Толпа волнуется, медленно кипит, но постепенно убывает, просачиваясь в здание мимо добродушного милицейского сержанта, и хотя суд, с какой стороны ни возьми -- с политической или с труположской -- должен бы быть закрытым, Долгомостьева это просачивание нисколько не удивляет: кто проходит по блату, кто -- ткнув под нос милиционеру нераскрытые красные корочки, кто -- нахрапом, а кто и уговорив неподкупного стража: дела обычные. Стаскивая тесные джинсы, внимательным взглядом выискивает Долгомостьев среди голов покрытую фатою лысину и с облегчением не находит, но облегчение тут же сменяется еще большей тревогою: а ну как зловещая старуха уже внутри, через тонкую стеночку от него?

Ах, Дулов! Если бы появился Дулов! Он бы помог, защитил?

Капельки клея стягивают надбровную кожу.
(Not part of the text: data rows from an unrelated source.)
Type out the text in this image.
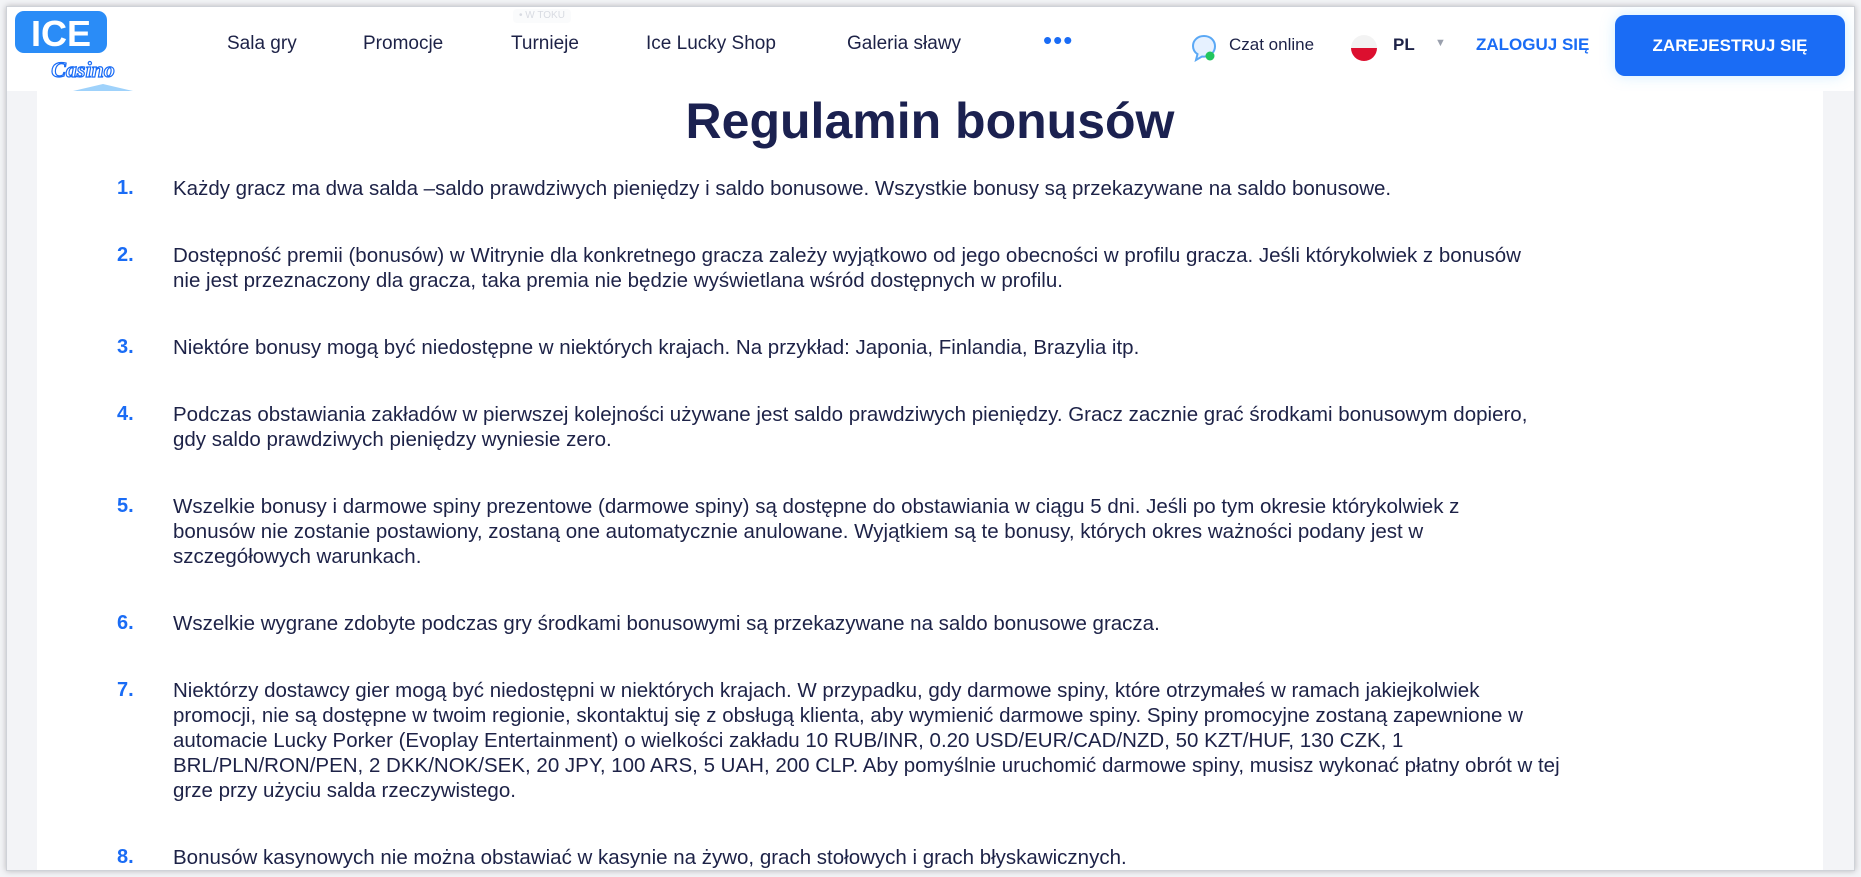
ICE
Casino
• W TOKU
Sala gry	Promocje	Turnieje	Ice Lucky Shop	Galeria sławy	•••	Czat online	PL ▼ ZALOGUJ SIĘ	ZAREJESTRUJ SIĘ
Regulamin bonusów
1. Każdy gracz ma dwa salda –saldo prawdziwych pieniędzy i saldo bonusowe. Wszystkie bonusy są przekazywane na saldo bonusowe.
2. Dostępność premii (bonusów) w Witrynie dla konkretnego gracza zależy wyjątkowo od jego obecności w profilu gracza. Jeśli którykolwiek z bonusów
nie jest przeznaczony dla gracza, taka premia nie będzie wyświetlana wśród dostępnych w profilu.
3. Niektóre bonusy mogą być niedostępne w niektórych krajach. Na przykład: Japonia, Finlandia, Brazylia itp.
4. Podczas obstawiania zakładów w pierwszej kolejności używane jest saldo prawdziwych pieniędzy. Gracz zacznie grać środkami bonusowym dopiero,
gdy saldo prawdziwych pieniędzy wyniesie zero.
5. Wszelkie bonusy i darmowe spiny prezentowe (darmowe spiny) są dostępne do obstawiania w ciągu 5 dni. Jeśli po tym okresie którykolwiek z
bonusów nie zostanie postawiony, zostaną one automatycznie anulowane. Wyjątkiem są te bonusy, których okres ważności podany jest w
szczegółowych warunkach.
6. Wszelkie wygrane zdobyte podczas gry środkami bonusowymi są przekazywane na saldo bonusowe gracza.
7. Niektórzy dostawcy gier mogą być niedostępni w niektórych krajach. W przypadku, gdy darmowe spiny, które otrzymałeś w ramach jakiejkolwiek
promocji, nie są dostępne w twoim regionie, skontaktuj się z obsługą klienta, aby wymienić darmowe spiny. Spiny promocyjne zostaną zapewnione w
automacie Lucky Porker (Evoplay Entertainment) o wielkości zakładu 10 RUB/INR, 0.20 USD/EUR/CAD/NZD, 50 KZT/HUF, 130 CZK, 1
BRL/PLN/RON/PEN, 2 DKK/NOK/SEK, 20 JPY, 100 ARS, 5 UAH, 200 CLP. Aby pomyślnie uruchomić darmowe spiny, musisz wykonać płatny obrót w tej
grze przy użyciu salda rzeczywistego.
8. Bonusów kasynowych nie można obstawiać w kasynie na żywo, grach stołowych i grach błyskawicznych.
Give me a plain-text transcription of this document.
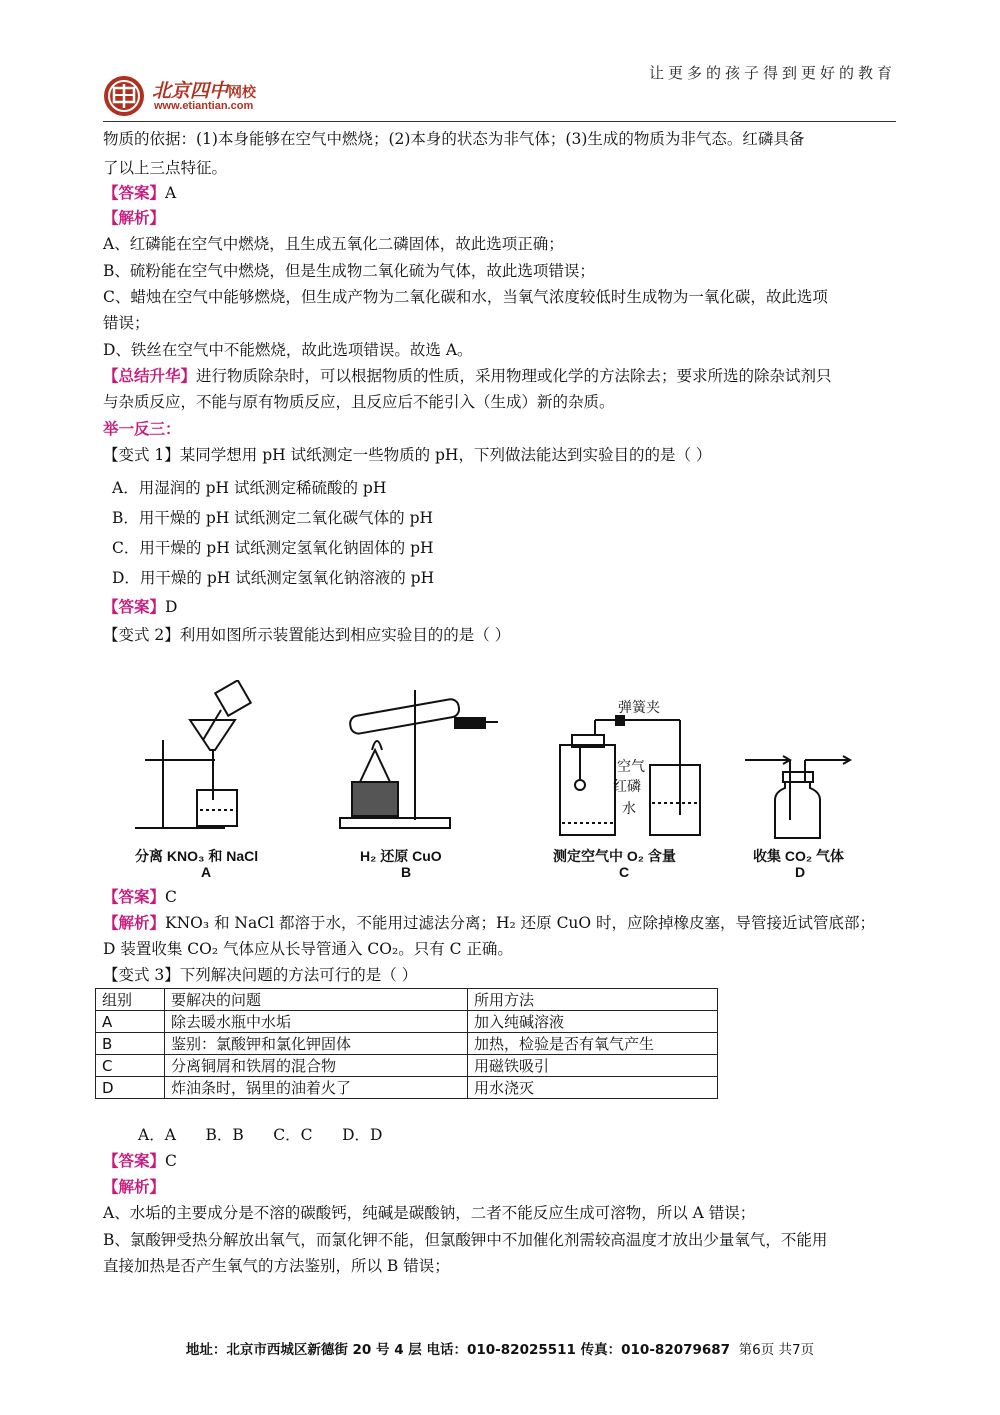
让更多的孩子得到更好的教育
北京四中网校
www.etiantian.com
物质的依据：(1)本身能够在空气中燃烧；(2)本身的状态为非气体；(3)生成的物质为非气态。红磷具备
了以上三点特征。
【答案】A
【解析】
A、红磷能在空气中燃烧，且生成五氧化二磷固体，故此选项正确；
B、硫粉能在空气中燃烧，但是生成物二氧化硫为气体，故此选项错误；
C、蜡烛在空气中能够燃烧，但生成产物为二氧化碳和水，当氧气浓度较低时生成物为一氧化碳，故此选项
错误；
D、铁丝在空气中不能燃烧，故此选项错误。故选 A。
【总结升华】进行物质除杂时，可以根据物质的性质，采用物理或化学的方法除去；要求所选的除杂试剂只
与杂质反应，不能与原有物质反应，且反应后不能引入（生成）新的杂质。
举一反三：
【变式 1】某同学想用 pH 试纸测定一些物质的 pH，下列做法能达到实验目的的是（ ）
A．用湿润的 pH 试纸测定稀硫酸的 pH
B．用干燥的 pH 试纸测定二氧化碳气体的 pH
C．用干燥的 pH 试纸测定氢氧化钠固体的 pH
D．用干燥的 pH 试纸测定氢氧化钠溶液的 pH
【答案】D
【变式 2】利用如图所示装置能达到相应实验目的的是（ ）
分离 KNO₃ 和 NaCl
A
H₂ 还原 CuO
B
弹簧夹
空气
红磷
水
测定空气中 O₂ 含量
C
收集 CO₂ 气体
D
【答案】C
【解析】KNO₃ 和 NaCl 都溶于水，不能用过滤法分离；H₂ 还原 CuO 时，应除掉橡皮塞，导管接近试管底部；
D 装置收集 CO₂ 气体应从长导管通入 CO₂。只有 C 正确。
【变式 3】下列解决问题的方法可行的是（ ）
组别	要解决的问题	所用方法
A	除去暖水瓶中水垢	加入纯碱溶液
B	鉴别：氯酸钾和氯化钾固体	加热，检验是否有氧气产生
C	分离铜屑和铁屑的混合物	用磁铁吸引
D	炸油条时，锅里的油着火了	用水浇灭
A．A      B．B      C．C      D．D
【答案】C
【解析】
A、水垢的主要成分是不溶的碳酸钙，纯碱是碳酸钠，二者不能反应生成可溶物，所以 A 错误；
B、氯酸钾受热分解放出氧气，而氯化钾不能，但氯酸钾中不加催化剂需较高温度才放出少量氧气，不能用
直接加热是否产生氧气的方法鉴别，所以 B 错误；
地址：北京市西城区新德街 20 号 4 层 电话：010-82025511 传真：010-82079687 第6页 共7页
Два колечка, отрезанные кривыми маникюрными ножницами от услужливо поданной восточным мальчиком папиросы, едва заметно расширяют, вздергивают долгомостьевский нос. Ровный, постепенно усиливающийся по мере заполнения зала шум за стеною резко меняет характер: Долгомостьев понимает, что появились старики. Он воображает, как идут они гуськом по центральному проходу, как самый плюгавый и обтрепанный из них, дергая усатого за кавалерийскую шинель, пронзительно верещит: а знаете ли вы, Вячеслав, елки-моталки, Михайлович, знаете ли вы, какой вы у нас в доме престарелых чекистов популярный? Только про вас, елки-моталки, целыми днями и п?дим. Приходит, дескать, толпа на Красную, елки-моталки, площадь и -- ха-ха-ха! -- кричит: молотого, елки-моталки, молотого? Отставной генерал рявкает на плюгавого и пытается заткнуть ему рот его же фуражкой. Молотов, шелестит в публике. Молотов? Как, разве он еще жив?.. Четвертый старик, отставший от товарищей, спотыкается о порог и растягивается на нечистом линолеуме.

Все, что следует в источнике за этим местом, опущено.